A string of traffic lights has turned a Dyker Heights drag into a demolition derby, according to neighbors who are calling on the city to remove the signals.
Residents are road-raging against three consecutive stoplights on 10th Avenue at the corners of 74th, 75th and 76th streets — lights that allegedly put pedestrians and drivers at risk.
“People say the lights are going to slow down traffic, but when [drivers] see those yellow lights, they speed up to beat them,” said Fran Vella-Marone, president of Dyker Heights Civic Association. “The lights don’t slow down traffic — they speed it up. How does that make things safer?”
It’s not clear whether the lights cause drivers to hit the gas, but the number of accidents at the corner of 76th Street certainly accelerated after a stoplight was installed in January 2007.

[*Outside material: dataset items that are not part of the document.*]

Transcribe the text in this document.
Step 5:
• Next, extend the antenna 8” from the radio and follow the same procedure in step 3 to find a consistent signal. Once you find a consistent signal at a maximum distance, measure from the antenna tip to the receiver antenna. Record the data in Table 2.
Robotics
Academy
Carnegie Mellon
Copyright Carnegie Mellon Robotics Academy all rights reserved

The number of auto accidents skyrocketed from two in 2006 to 10 the following year, according to a Department of Transportation spokesman. In 2008, the number of accidents fell back to one.
The spike put Councilman Vince Gentile (D–Bay Ridge) on edge.
“We’ve noticed signals going up all over the neighborhood, with very little attention being paid to how they’re individually and as a whole affecting the flow of traffic,” Gentile wrote to the city. “[The Department of Transportation] needs to take a look at the big picture.”
Gentile — who also attributes the uptick in accidents to drivers racing through the intersections to catch yellow lights — is also calling on the city to investigate the merits of the 40-year-old light at 75th Street, and the stoplight at 74th Street, which was installed in June.
But his requests might be stuck in park.
In July, the Department of Transportation studied removing the light from the corner of 76th Street, but nixed the proposal, according to spokesman Scott Gastel, who, ironically, used to work for Gentile.